Jaksa Penuntut Umum (JPU) menyebut tindakan para terdakwa telah merugikan keuangan negara hingga Rp 671 miliar.
Ketiga terdakwa tersebut adalah mantan Direktur Utama Yuddy Renaldi, mantan Senior Executive Vice President (SEVP) Bisnis 2019-2023 Beny Riswandi, dan mantan Kepala Divisi Korporasi dan Komersial Dicky Syahbandinata.
Modus Penyaluran Kredit Tak Layak
Dalam berkas dakwaan yang dibacakan di Pengadilan Tipikor Semarang, Selasa (23/12/2025), jaksa mengungkapkan bahwa pemberian kredit ini tetap dilakukan meski kondisi perusahaan dinilai tidak layak.
Beberapa poin utama dalam dakwaan jaksa antara lain:
1. Perintah Atasan: Yuddy Renaldi didakwa memerintahkan Dicky Syahbandinata untuk memproses permohonan kredit Sritex setelah bertemu dengan pihak manajemen PT Sritex.
2. Persetujuan Paksa: Yuddy tetap menyetujui penambahan kredit sebesar Rp 150 miliar meskipun Sritex dinilai tidak layak, serta menyetujui suplesi tambahan hingga Rp 350 miliar dengan modus penghitungan defisit kas yang tidak sesuai ketentuan.
3. Ketidaksesuaian Laporan: Beny Riswandi didakwa menyetujui kredit awal Rp 200 miliar meskipun ditemukan ketidaksesuaian nilai utang bank jangka pendek dalam laporan keuangan Sritex.
Tindakan ini disebut memperkaya Iwan Setiawan Lukminto dan Iwan Kurniawan Lukminto melalui PT Sritex.
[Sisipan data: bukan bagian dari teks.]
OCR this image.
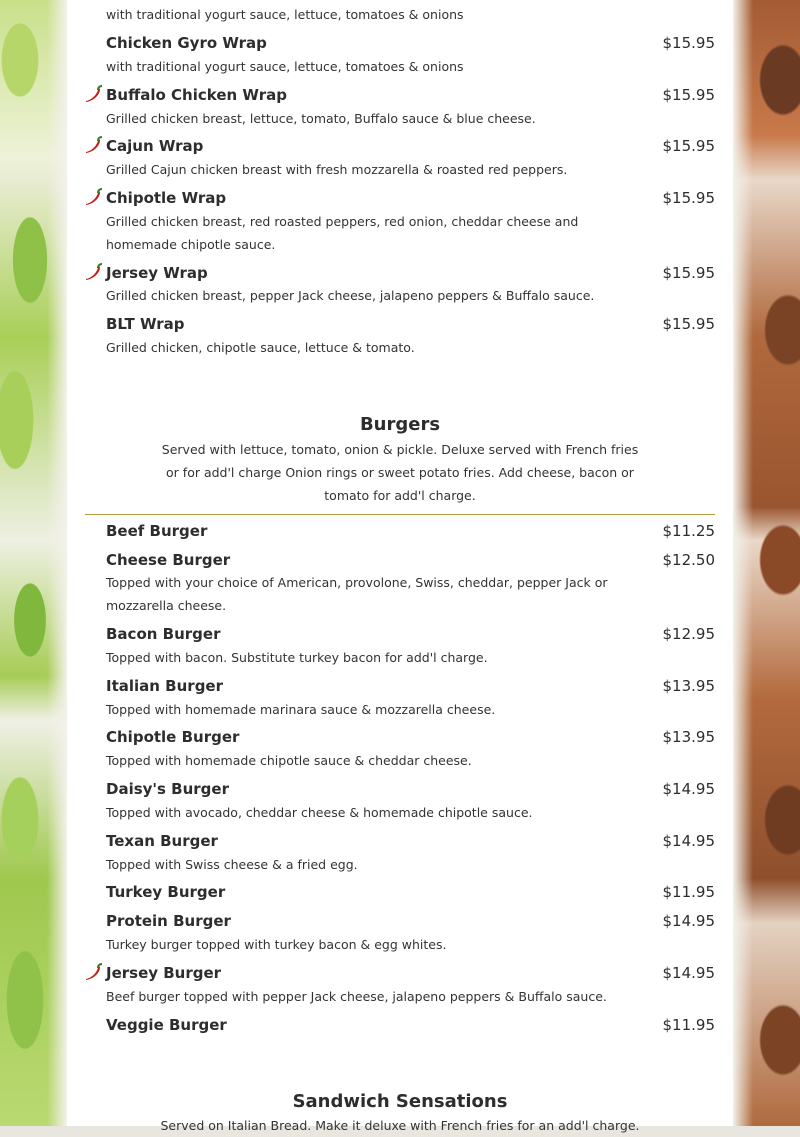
with traditional yogurt sauce, lettuce, tomatoes & onions
Chicken Gyro Wrap	$15.95
with traditional yogurt sauce, lettuce, tomatoes & onions
Buffalo Chicken Wrap	$15.95
Grilled chicken breast, lettuce, tomato, Buffalo sauce & blue cheese.
Cajun Wrap	$15.95
Grilled Cajun chicken breast with fresh mozzarella & roasted red peppers.
Chipotle Wrap	$15.95
Grilled chicken breast, red roasted peppers, red onion, cheddar cheese and homemade chipotle sauce.
Jersey Wrap	$15.95
Grilled chicken breast, pepper Jack cheese, jalapeno peppers & Buffalo sauce.
BLT Wrap	$15.95
Grilled chicken, chipotle sauce, lettuce & tomato.
Burgers
Served with lettuce, tomato, onion & pickle. Deluxe served with French fries or for add'l charge Onion rings or sweet potato fries. Add cheese, bacon or tomato for add'l charge.
Beef Burger	$11.25
Cheese Burger	$12.50
Topped with your choice of American, provolone, Swiss, cheddar, pepper Jack or mozzarella cheese.
Bacon Burger	$12.95
Topped with bacon. Substitute turkey bacon for add'l charge.
Italian Burger	$13.95
Topped with homemade marinara sauce & mozzarella cheese.
Chipotle Burger	$13.95
Topped with homemade chipotle sauce & cheddar cheese.
Daisy's Burger	$14.95
Topped with avocado, cheddar cheese & homemade chipotle sauce.
Texan Burger	$14.95
Topped with Swiss cheese & a fried egg.
Turkey Burger	$11.95
Protein Burger	$14.95
Turkey burger topped with turkey bacon & egg whites.
Jersey Burger	$14.95
Beef burger topped with pepper Jack cheese, jalapeno peppers & Buffalo sauce.
Veggie Burger	$11.95
Sandwich Sensations
Served on Italian Bread. Make it deluxe with French fries for an add'l charge.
Berbeda dengan Yuddy dan Beny yang memilih melanjutkan persidangan, Dicky Syahbandinata mengajukan pembelaan melalui kuasa hukumnya, Otto Cornelis Kaligis.
Dicky mengaku tidak menerima suap dalam bentuk apa pun dan merasa kariernya hancur akibat pemberitaan yang menyudutkan.
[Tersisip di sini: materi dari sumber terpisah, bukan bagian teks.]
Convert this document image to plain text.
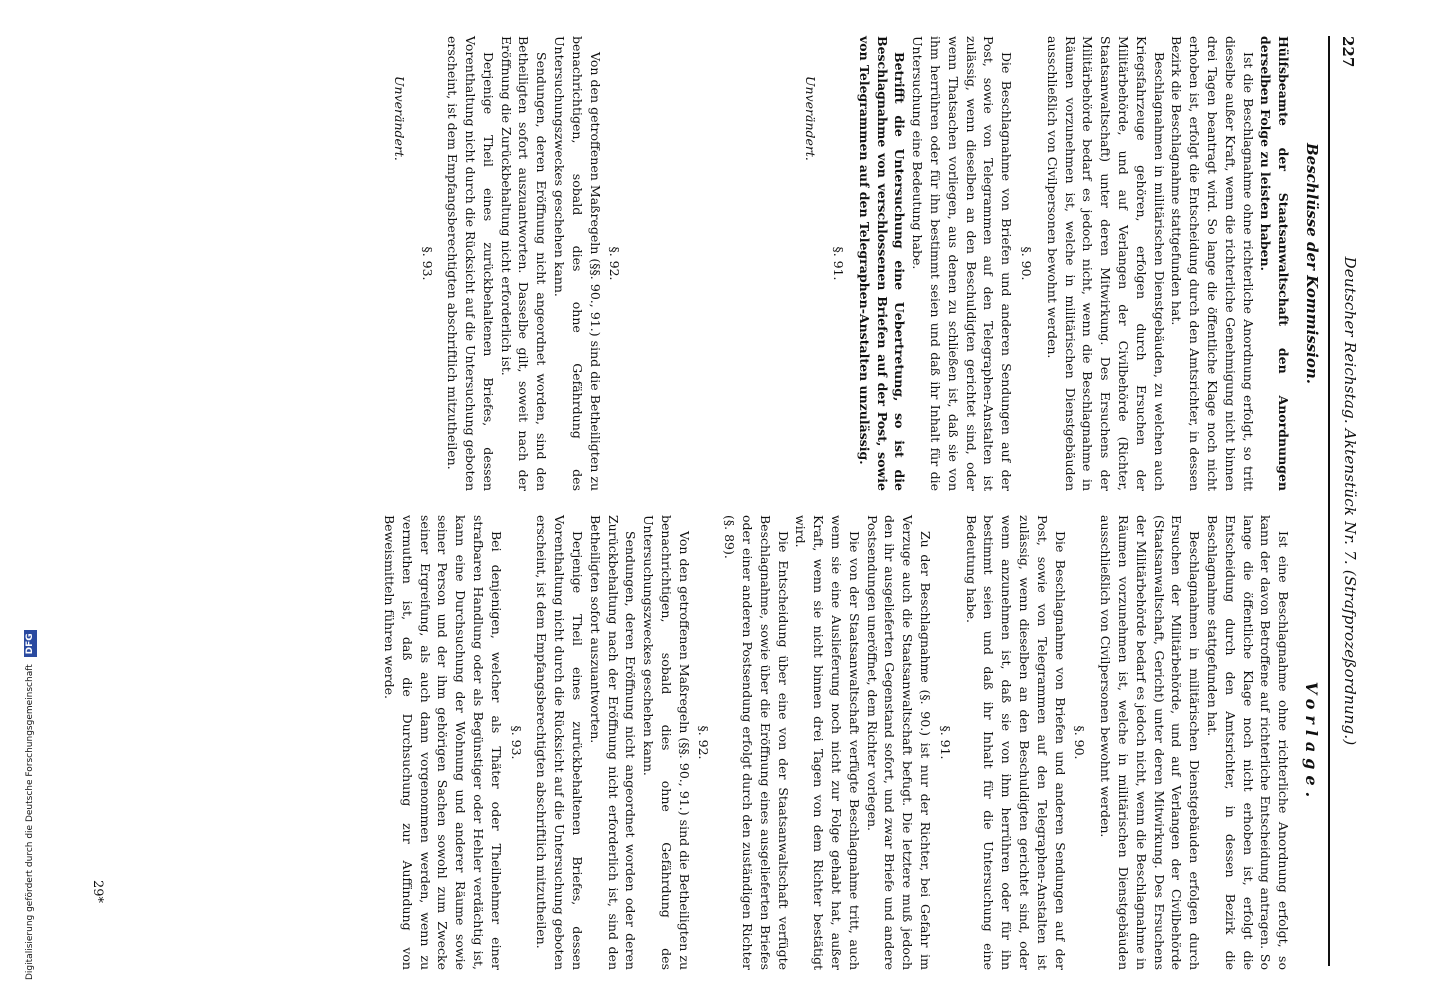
227
Deutscher Reichstag. Aktenstück Nr. 7. (Strafprozeßordnung.)
Beschlüsse der Kommission.

Hülfsbeamte der Staatsanwaltschaft den Anordnungen derselben Folge zu leisten haben.

Ist die Beschlagnahme ohne richterliche Anordnung erfolgt, so tritt dieselbe außer Kraft, wenn die richterliche Genehmigung nicht binnen drei Tagen beantragt wird. So lange die öffentliche Klage noch nicht erhoben ist, erfolgt die Entscheidung durch den Amtsrichter, in dessen Bezirk die Beschlagnahme stattgefunden hat.

Beschlagnahmen in militärischen Dienstgebäuden, zu welchen auch Kriegsfahrzeuge gehören, erfolgen durch Ersuchen der Militärbehörde, und auf Verlangen der Civilbehörde (Richter, Staatsanwaltschaft) unter deren Mitwirkung. Des Ersuchens der Militärbehörde bedarf es jedoch nicht, wenn die Beschlagnahme in Räumen vorzunehmen ist, welche in militärischen Dienstgebäuden ausschließlich von Civilpersonen bewohnt werden.

§. 90.

Die Beschlagnahme von Briefen und anderen Sendungen auf der Post, sowie von Telegrammen auf den Telegraphen-Anstalten ist zulässig, wenn dieselben an den Beschuldigten gerichtet sind, oder wenn Thatsachen vorliegen, aus denen zu schließen ist, daß sie von ihm herrühren oder für ihn bestimmt seien und daß ihr Inhalt für die Untersuchung eine Bedeutung habe.

Betrifft die Untersuchung eine Uebertretung, so ist die Beschlagnahme von verschlossenen Briefen auf der Post, sowie von Telegrammen auf den Telegraphen-Anstalten unzulässig.

§. 91.
Unverändert.
§. 92.

Von den getroffenen Maßregeln (§§. 90., 91.) sind die Betheiligten zu benachrichtigen, sobald dies ohne Gefährdung des Untersuchungszweckes geschehen kann.

Sendungen, deren Eröffnung nicht angeordnet worden, sind den Betheiligten sofort auszuantworten. Dasselbe gilt, soweit nach der Eröffnung die Zurückbehaltung nicht erforderlich ist.

Derjenige Theil eines zurückbehaltenen Briefes, dessen Vorenthaltung nicht durch die Rücksicht auf die Untersuchung geboten erscheint, ist dem Empfangsberechtigten abschriftlich mitzutheilen.

§. 93.
Unverändert.
Vorlage.

Ist eine Beschlagnahme ohne richterliche Anordnung erfolgt, so kann der davon Betroffene auf richterliche Entscheidung antragen. So lange die öffentliche Klage noch nicht erhoben ist, erfolgt die Entscheidung durch den Amtsrichter, in dessen Bezirk die Beschlagnahme stattgefunden hat.

Beschlagnahmen in militärischen Dienstgebäuden erfolgen durch Ersuchen der Militärbehörde, und auf Verlangen der Civilbehörde (Staatsanwaltschaft, Gericht) unter deren Mitwirkung. Des Ersuchens der Militärbehörde bedarf es jedoch nicht, wenn die Beschlagnahme in Räumen vorzunehmen ist, welche in militärischen Dienstgebäuden ausschließlich von Civilpersonen bewohnt werden.

§. 90.

Die Beschlagnahme von Briefen und anderen Sendungen auf der Post, sowie von Telegrammen auf den Telegraphen-Anstalten ist zulässig, wenn dieselben an den Beschuldigten gerichtet sind, oder wenn anzunehmen ist, daß sie von ihm herrühren oder für ihn bestimmt seien und daß ihr Inhalt für die Untersuchung eine Bedeutung habe.

§. 91.

Zu der Beschlagnahme (§. 90.) ist nur der Richter, bei Gefahr im Verzuge auch die Staatsanwaltschaft befugt. Die letztere muß jedoch den ihr ausgelieferten Gegenstand sofort, und zwar Briefe und andere Postsendungen uneröffnet, dem Richter vorlegen.

Die von der Staatsanwaltschaft verfügte Beschlagnahme tritt, auch wenn sie eine Auslieferung noch nicht zur Folge gehabt hat, außer Kraft, wenn sie nicht binnen drei Tagen von dem Richter bestätigt wird.

Die Entscheidung über eine von der Staatsanwaltschaft verfügte Beschlagnahme, sowie über die Eröffnung eines ausgelieferten Briefes oder einer anderen Postsendung erfolgt durch den zuständigen Richter (§. 89).

§. 92.

Von den getroffenen Maßregeln (§§. 90., 91.) sind die Betheiligten zu benachrichtigen, sobald dies ohne Gefährdung des Untersuchungszweckes geschehen kann.

Sendungen, deren Eröffnung nicht angeordnet worden oder deren Zurückbehaltung nach der Eröffnung nicht erforderlich ist, sind den Betheiligten sofort auszuantworten.

Derjenige Theil eines zurückbehaltenen Briefes, dessen Vorenthaltung nicht durch die Rücksicht auf die Untersuchung geboten erscheint, ist dem Empfangsberechtigten abschriftlich mitzutheilen.

§. 93.

Bei denjenigen, welcher als Thäter oder Theilnehmer einer strafbaren Handlung oder als Begünstiger oder Hehler verdächtig ist, kann eine Durchsuchung der Wohnung und anderer Räume sowie seiner Person und der ihm gehörigen Sachen sowohl zum Zwecke seiner Ergreifung, als auch dann vorgenommen werden, wenn zu vermuthen ist, daß die Durchsuchung zur Auffindung von Beweismitteln führen werde.

29*
Digitalisierung gefördert durch die Deutsche Forschungsgemeinschaft DFG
“Saya diframing seolah-olah koruptor besar. Saya tidak memiliki niat jahat dan seluruh proses kredit selalu dikawal oleh banyak divisi,” ujar Dicky di hadapan Majelis Hakim.
Sementara itu, O.C. Kaligis menilai adanya upaya kriminalisasi terhadap kliennya yang tidak memiliki kewenangan penuh dalam pengambilan keputusan kredit tersebut.
Ancaman Hukuman
Para terdakwa didakwa melanggar Pasal 2 ayat (1) juncto Pasal 18 UU Tipikor juncto Pasal 55 ayat (1) ke-1 KUHP, dengan dakwaan subsider Pasal 3 UU Tipikor.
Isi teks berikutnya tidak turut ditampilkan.